Cierro los ojos y me parece estar viendo a
un Fidel Castro vigoroso, medianamente joven, con espejuelos de marco ancho y
binoculares en la mano, husmeando la marcha; esa es la imagen primera que viene
a mi memoria de las celebraciones por el Día Internacional de los Trabajadores
en Cuba.
Eran los años aquellos en que seguíamos sus
discursos larguísimos, siempre colofón del Desfile descomunal que presidía en
la Plaza de la Revolución José Martí de La Habana. Así crecimos.

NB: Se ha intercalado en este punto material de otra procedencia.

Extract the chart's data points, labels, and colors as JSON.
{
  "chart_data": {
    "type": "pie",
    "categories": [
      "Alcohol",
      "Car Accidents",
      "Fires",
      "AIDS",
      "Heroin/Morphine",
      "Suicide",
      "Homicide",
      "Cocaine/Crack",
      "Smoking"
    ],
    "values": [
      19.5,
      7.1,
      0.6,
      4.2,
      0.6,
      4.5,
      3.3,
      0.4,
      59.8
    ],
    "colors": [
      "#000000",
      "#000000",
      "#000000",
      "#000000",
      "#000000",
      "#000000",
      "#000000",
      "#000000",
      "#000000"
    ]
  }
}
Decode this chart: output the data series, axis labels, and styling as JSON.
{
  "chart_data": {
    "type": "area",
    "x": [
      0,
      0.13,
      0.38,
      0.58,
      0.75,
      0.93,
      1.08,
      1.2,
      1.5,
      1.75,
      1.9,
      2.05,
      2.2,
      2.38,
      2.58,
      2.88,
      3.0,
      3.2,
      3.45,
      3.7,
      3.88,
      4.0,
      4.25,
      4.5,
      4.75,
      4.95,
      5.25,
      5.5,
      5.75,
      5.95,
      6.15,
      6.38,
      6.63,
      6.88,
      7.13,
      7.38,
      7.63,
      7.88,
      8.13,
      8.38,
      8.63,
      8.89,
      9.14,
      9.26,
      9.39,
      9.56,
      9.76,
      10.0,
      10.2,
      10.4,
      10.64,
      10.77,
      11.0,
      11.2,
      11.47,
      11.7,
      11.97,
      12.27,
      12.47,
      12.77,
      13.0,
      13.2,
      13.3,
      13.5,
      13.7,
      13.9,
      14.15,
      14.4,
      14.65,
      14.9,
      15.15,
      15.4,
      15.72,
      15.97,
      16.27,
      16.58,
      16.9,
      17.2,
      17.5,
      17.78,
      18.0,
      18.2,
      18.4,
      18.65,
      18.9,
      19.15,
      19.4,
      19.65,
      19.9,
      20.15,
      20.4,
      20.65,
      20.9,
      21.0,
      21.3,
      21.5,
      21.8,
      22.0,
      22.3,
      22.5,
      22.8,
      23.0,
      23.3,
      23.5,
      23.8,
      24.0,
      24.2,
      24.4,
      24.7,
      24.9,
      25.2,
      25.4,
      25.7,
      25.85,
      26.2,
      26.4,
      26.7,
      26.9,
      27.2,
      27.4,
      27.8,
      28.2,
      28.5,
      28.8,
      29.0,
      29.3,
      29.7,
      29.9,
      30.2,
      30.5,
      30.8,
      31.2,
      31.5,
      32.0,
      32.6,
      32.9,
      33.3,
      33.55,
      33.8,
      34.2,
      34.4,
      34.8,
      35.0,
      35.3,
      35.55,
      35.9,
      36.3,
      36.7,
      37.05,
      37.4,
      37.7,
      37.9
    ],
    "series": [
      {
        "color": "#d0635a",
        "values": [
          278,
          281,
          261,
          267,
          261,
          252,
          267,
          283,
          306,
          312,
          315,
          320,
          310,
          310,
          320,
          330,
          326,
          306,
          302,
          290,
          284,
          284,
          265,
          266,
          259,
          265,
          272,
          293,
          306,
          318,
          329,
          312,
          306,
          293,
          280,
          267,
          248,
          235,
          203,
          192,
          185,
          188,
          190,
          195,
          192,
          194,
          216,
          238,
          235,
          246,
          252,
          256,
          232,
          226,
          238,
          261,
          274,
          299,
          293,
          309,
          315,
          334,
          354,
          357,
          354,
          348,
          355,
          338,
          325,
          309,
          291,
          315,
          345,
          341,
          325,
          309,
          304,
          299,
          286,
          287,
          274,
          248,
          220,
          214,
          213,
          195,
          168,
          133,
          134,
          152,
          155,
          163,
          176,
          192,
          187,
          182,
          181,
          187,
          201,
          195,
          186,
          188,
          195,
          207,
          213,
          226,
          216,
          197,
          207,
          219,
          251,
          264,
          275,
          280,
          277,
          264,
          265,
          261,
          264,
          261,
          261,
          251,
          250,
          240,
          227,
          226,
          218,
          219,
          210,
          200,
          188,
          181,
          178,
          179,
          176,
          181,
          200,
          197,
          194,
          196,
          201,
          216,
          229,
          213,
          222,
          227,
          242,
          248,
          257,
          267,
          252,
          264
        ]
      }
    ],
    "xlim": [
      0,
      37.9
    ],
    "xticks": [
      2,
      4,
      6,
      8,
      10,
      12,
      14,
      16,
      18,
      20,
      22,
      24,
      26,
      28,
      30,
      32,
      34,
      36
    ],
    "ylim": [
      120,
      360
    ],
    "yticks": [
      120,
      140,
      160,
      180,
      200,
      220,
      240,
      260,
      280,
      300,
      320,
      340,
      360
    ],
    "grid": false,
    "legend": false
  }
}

Recuerdo que sonría, saludaba
constantemente a los miles que agitaban banderas y gritaban consignas al pasar
frente a él y parecía que nada le era más importante, solo el diálogo
silencioso que podía sostener con cada uno más allá de las palabras. Magia suya,
magnetismo sin igual.
Desfilábamos en todas las provincias
cubanas y después regresábamos a casa porque sabíamos que Fidel todavía estaría
hablando al pueblo desde La Habana y generaciones diversas nos sentábamos para
escuchar al Hombre de hoy que decía del mañana mezclando ideas que te llevaban
siempre al punto de partida, como un ciclo de vida y te mostraban el porvenir.
De
alguna manera ahí hoy estará Fidel, el Hombre que hizo una Revolución para
los humildes, desafió al Imperio más poderoso que ha conocido la humanidad y se
fue, hace apenas seis meses, en silencio, todavía llamándonos a hacer.
Lo voy a extrañar especialmente en esta
mañana de mayo y estoy segura, su imagen se alzará en fotos y pancartas, en
brazos jóvenes y niños, la mejor prueba del paso del tiempo, de su necesaria
omnipresencia, de su luz. Pero igual, de alguna manera, lo voy a extrañar.